Les manquements et infractions constatés

 

> Dans le rapport de l’OAV :

  • usage de courants électriques bien en dessous des normes minimales exigées par le règlement 1099/2009 pour l’étourdissement par électronarcose des volailles ;
  • étourdissement des volailles insuffisant dans le cadre de l’abattage rituel, « le courant électrique appliqué provoquant seulement des souffrances additionnelles » ;
  • abattage des moutons avec étourdissement par électronarcose ne respectant pas les niveaux de courant électrique minimum pour 8 animaux sur 10 dans un des abattoirs visités ;
  • lacunes au niveau des modes opératoires normalisés et des registres sur le bien-être animal, parfois inexistants. En abattoirs de volailles, le suivi de l’étourdissement ou, pour l’abattage rituel, celui de la présence de signes de vie, sont dans la plupart des cas incomplets, manquant la consignation de paramètres essentiels tels que la vérification de signes de vies/de conscience, la durée d’exposition ou la température du gaz pour l’étourdissement.

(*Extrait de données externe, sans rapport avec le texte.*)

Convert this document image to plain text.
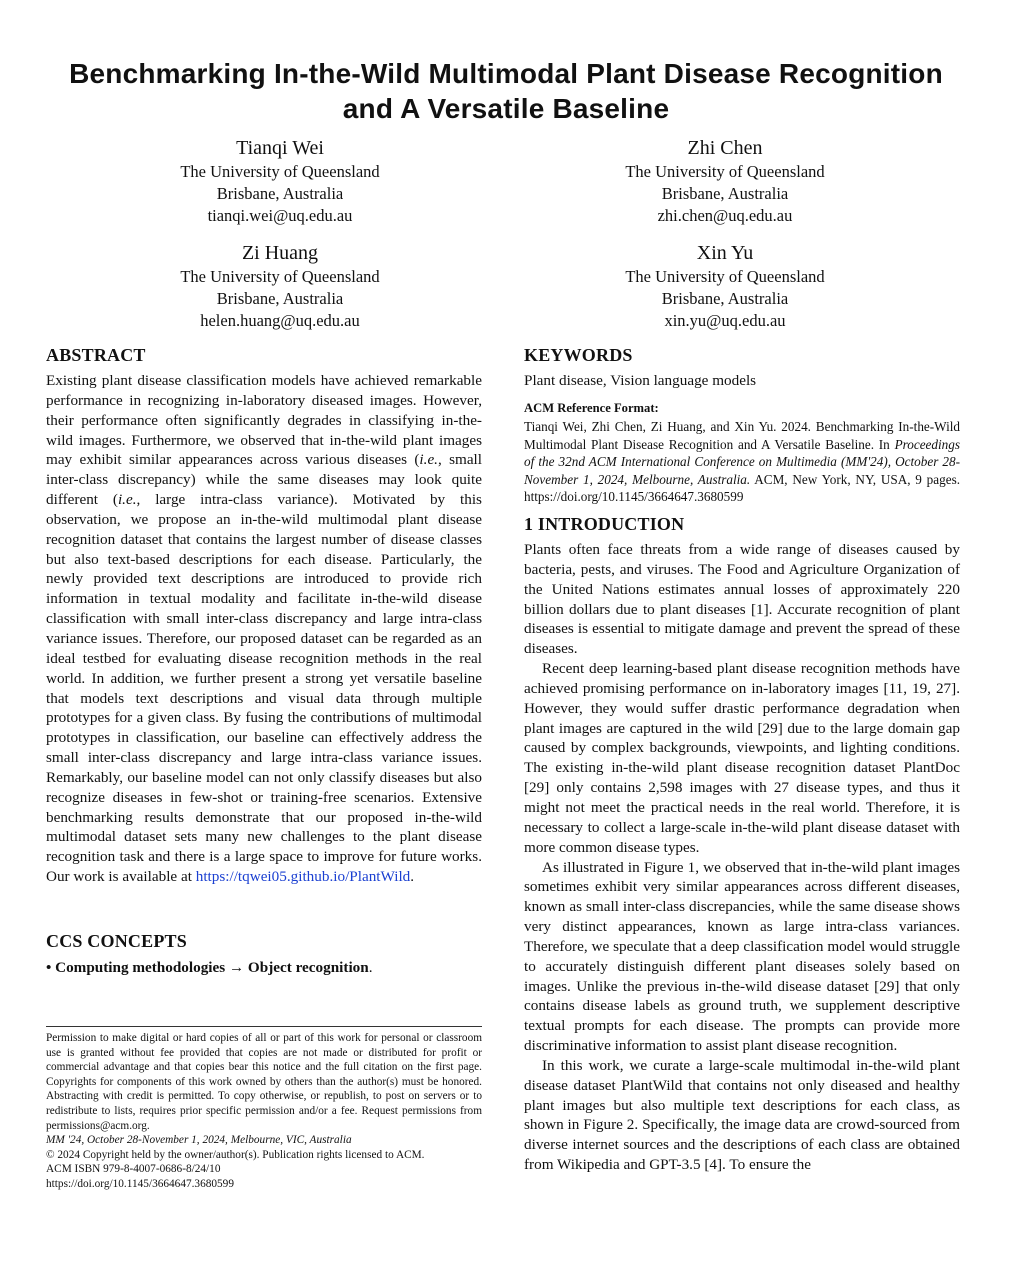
Benchmarking In-the-Wild Multimodal Plant Disease Recognition
and A Versatile Baseline
Tianqi Wei
The University of Queensland
Brisbane, Australia
tianqi.wei@uq.edu.au
Zhi Chen
The University of Queensland
Brisbane, Australia
zhi.chen@uq.edu.au
Zi Huang
The University of Queensland
Brisbane, Australia
helen.huang@uq.edu.au
Xin Yu
The University of Queensland
Brisbane, Australia
xin.yu@uq.edu.au
ABSTRACT

Existing plant disease classification models have achieved remarkable performance in recognizing in-laboratory diseased images. However, their performance often significantly degrades in classifying in-the-wild images. Furthermore, we observed that in-the-wild plant images may exhibit similar appearances across various diseases (i.e., small inter-class discrepancy) while the same diseases may look quite different (i.e., large intra-class variance). Motivated by this observation, we propose an in-the-wild multimodal plant disease recognition dataset that contains the largest number of disease classes but also text-based descriptions for each disease. Particularly, the newly provided text descriptions are introduced to provide rich information in textual modality and facilitate in-the-wild disease classification with small inter-class discrepancy and large intra-class variance issues. Therefore, our proposed dataset can be regarded as an ideal testbed for evaluating disease recognition methods in the real world. In addition, we further present a strong yet versatile baseline that models text descriptions and visual data through multiple prototypes for a given class. By fusing the contributions of multimodal prototypes in classification, our baseline can effectively address the small inter-class discrepancy and large intra-class variance issues. Remarkably, our baseline model can not only classify diseases but also recognize diseases in few-shot or training-free scenarios. Extensive benchmarking results demonstrate that our proposed in-the-wild multimodal dataset sets many new challenges to the plant disease recognition task and there is a large space to improve for future works. Our work is available at https://tqwei05.github.io/PlantWild.

CCS CONCEPTS

• Computing methodologies → Object recognition.

Permission to make digital or hard copies of all or part of this work for personal or classroom use is granted without fee provided that copies are not made or distributed for profit or commercial advantage and that copies bear this notice and the full citation on the first page. Copyrights for components of this work owned by others than the author(s) must be honored. Abstracting with credit is permitted. To copy otherwise, or republish, to post on servers or to redistribute to lists, requires prior specific permission and/or a fee. Request permissions from permissions@acm.org.
MM '24, October 28-November 1, 2024, Melbourne, VIC, Australia
© 2024 Copyright held by the owner/author(s). Publication rights licensed to ACM.
ACM ISBN 979-8-4007-0686-8/24/10
https://doi.org/10.1145/3664647.3680599
KEYWORDS

Plant disease, Vision language models

ACM Reference Format:
Tianqi Wei, Zhi Chen, Zi Huang, and Xin Yu. 2024. Benchmarking In-the-Wild Multimodal Plant Disease Recognition and A Versatile Baseline. In Proceedings of the 32nd ACM International Conference on Multimedia (MM'24), October 28-November 1, 2024, Melbourne, Australia. ACM, New York, NY, USA, 9 pages. https://doi.org/10.1145/3664647.3680599
1 INTRODUCTION

Plants often face threats from a wide range of diseases caused by bacteria, pests, and viruses. The Food and Agriculture Organization of the United Nations estimates annual losses of approximately 220 billion dollars due to plant diseases [1]. Accurate recognition of plant diseases is essential to mitigate damage and prevent the spread of these diseases.

Recent deep learning-based plant disease recognition methods have achieved promising performance on in-laboratory images [11, 19, 27]. However, they would suffer drastic performance degradation when plant images are captured in the wild [29] due to the large domain gap caused by complex backgrounds, viewpoints, and lighting conditions. The existing in-the-wild plant disease recognition dataset PlantDoc [29] only contains 2,598 images with 27 disease types, and thus it might not meet the practical needs in the real world. Therefore, it is necessary to collect a large-scale in-the-wild plant disease dataset with more common disease types.

As illustrated in Figure 1, we observed that in-the-wild plant images sometimes exhibit very similar appearances across different diseases, known as small inter-class discrepancies, while the same disease shows very distinct appearances, known as large intra-class variances. Therefore, we speculate that a deep classification model would struggle to accurately distinguish different plant diseases solely based on images. Unlike the previous in-the-wild disease dataset [29] that only contains disease labels as ground truth, we supplement descriptive textual prompts for each disease. The prompts can provide more discriminative information to assist plant disease recognition.

In this work, we curate a large-scale multimodal in-the-wild plant disease dataset PlantWild that contains not only diseased and healthy plant images but also multiple text descriptions for each class, as shown in Figure 2. Specifically, the image data are crowd-sourced from diverse internet sources and the descriptions of each class are obtained from Wikipedia and GPT-3.5 [4]. To ensure the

Les animaux peuvent alors subir la découpe ou la transformation alors qu’ils sont encore vivants et sensibles ;
  • absence de vérification routinière des volumes d’abattage rituel effectués en comparaison avec les commandes commerciales nécessaires, en application du décret du 28 décembre 2011 ;
  • usage de matériels non adaptés, tel que des boxes d’immobilisation sans possibilité d’ajustement à la taille d’animaux de différents gabarits, ou l’absence de certains matériels essentiels, comme les systèmes d’apaisement par contact avec la poitrine pour les volailles, en violation de l’article 15 et de l’annexe II du règlement 1099/2009 ;
  • absence d’alimentation et de litière lorsque les animaux restent plus de 12 heures à l’abattoir, en violation de l’annexe III du règlement 1099/2009.

 

> à l’abattoir d’Alès :

  • des animaux qui recouvrent la conscience après l’étourdissement, en violation de l’article 4.1 du règlement 1099/2009 ;
  • l’étourdissement d’un cheval avec une tige perforante qui ne permet pas de provoquer la perte de conscience, en infraction avec l’article 3.1 du règlement 1099/2009 et l’article 2(f) ;
  • des boxes de contention pour bovins et moutons inadaptés à la taille des animaux, contrevenant à l’article 15 du règlement 1099/2009 ;
  • plusieurs reprises d’égorgement réalisées sur des bovins et des ovins abattus sans étourdissement, après des premières saignées mal effectuées ;
  • la forte souffrance des porcs lors de l’étourdissement au CO2, bien qu’autorisé par le règlement 1099/2009, avant la perte de conscience. Depuis près de 20 ans, la recherche scientifique a démontré que ce procédé pose de graves problèmes de bien-être animal. Le gaz conduit à une sensation de brûlure puis de noyade et peut provoquer une douleur aiguë pendant environ 15 à 30 secondes avant la perte de conscience. En 1996, une étude a mis en évidence une profonde aversion des porcs aux fortes concentrations de CO2 conduisant à de « sévères détresses respiratoires ». En 2004, l’Efsa a conclu qu’à des concentrations de plus de 30 %, ce gaz « est connu pour être aversif et provoquer l’irritation des membranes muqueuses qui peut être douloureuse, suscitant l’hyperventilation et le halètement avant la perte de conscience ». L’Efsa recommande alors que « le gaz utilisé pour provoquer la perte de conscience soit non aversif » et souligne que le développement de mélanges de gaz alternatifs est une priorité pour la recherche. En 2008, une autre étude a montré qu’immerger les porcs dans le CO2 provoque chez eux peur, douleur et/ou stress. L’Inra, en 2006, a mentionné l’observation de signes de souffrance respiratoire avec l’utilisation de ce gaz.